Fermín lo oía con atención y en su rostro se notaba cierta diversión.
—¿Comiste algo indebido? ¿Te preocupa que lo descubra?
Runar asintió,
—Hace un par de días comí doble porción de papas fritas, pero no le puedo decir nada a mamá porque estoy seguro de que me regañará.
Fermín soltó una pequeña risa y comenzó a guardar sus cosas,
—Eso no te ha hecho daño quizá fue el cambio de clima o el estrés que estas cargando por todo lo que me cuentas, tranquilo.
Unos minutos después entró Úrsula a la habitación con una jarra de agua.
—Qué bueno que entras, estaba a punto de llamarte —habló el médico— Runar tiene la temperatura muy elevada, dale esto y se sentirá mejor.

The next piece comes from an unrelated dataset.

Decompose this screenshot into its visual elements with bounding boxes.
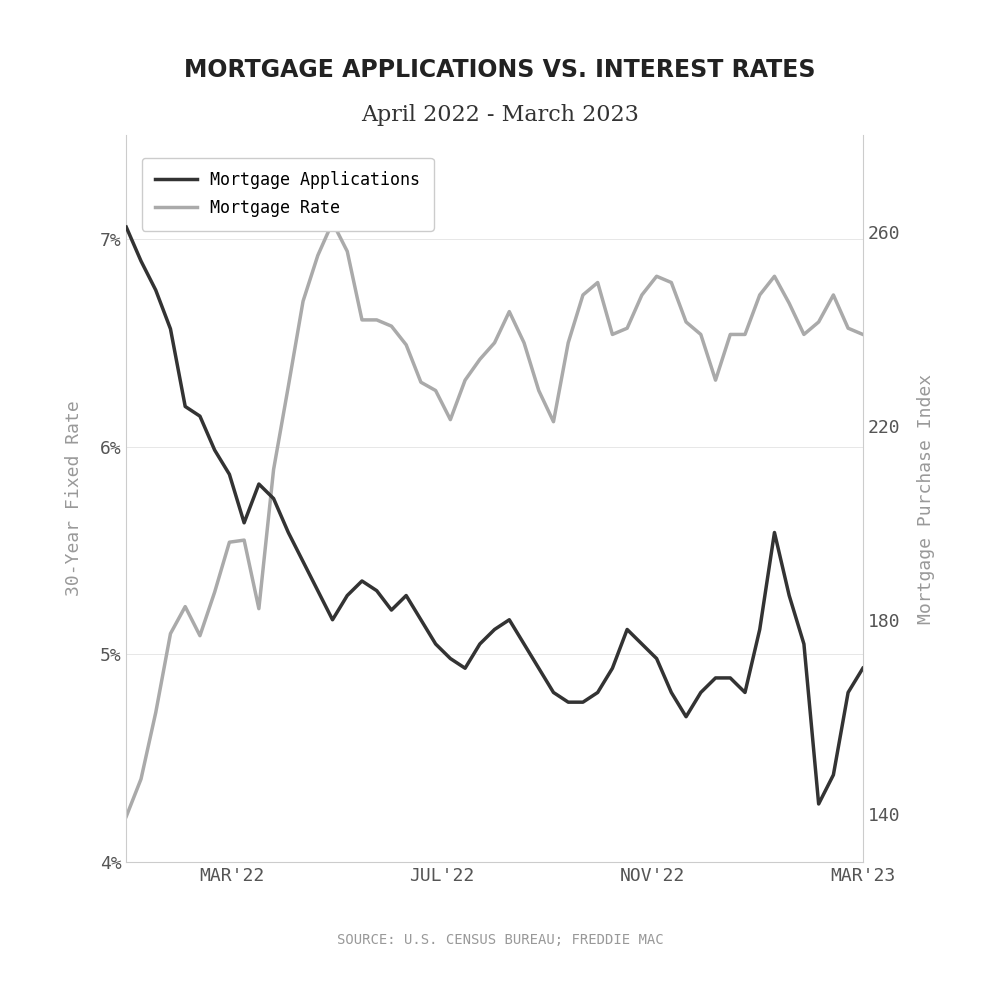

Colocó el medicamento en las manos de la señora para después despedirse de Runar y salir de la habitación.
—¿Estará bien?
—Claro, solo hay que dejarlo descansar y los ruidos que oye pueden ser pequeñas alucinaciones que le está causando la temperatura, no te preocupes tanto.
—Gracias.
Pasó alrededor de una semana, o quizá más, el niño iba mejorando poco a poco, su madre era más comprensible con él y aunque seguía siendo algo gruñona, Runar se sentía más en confianza estando con ella.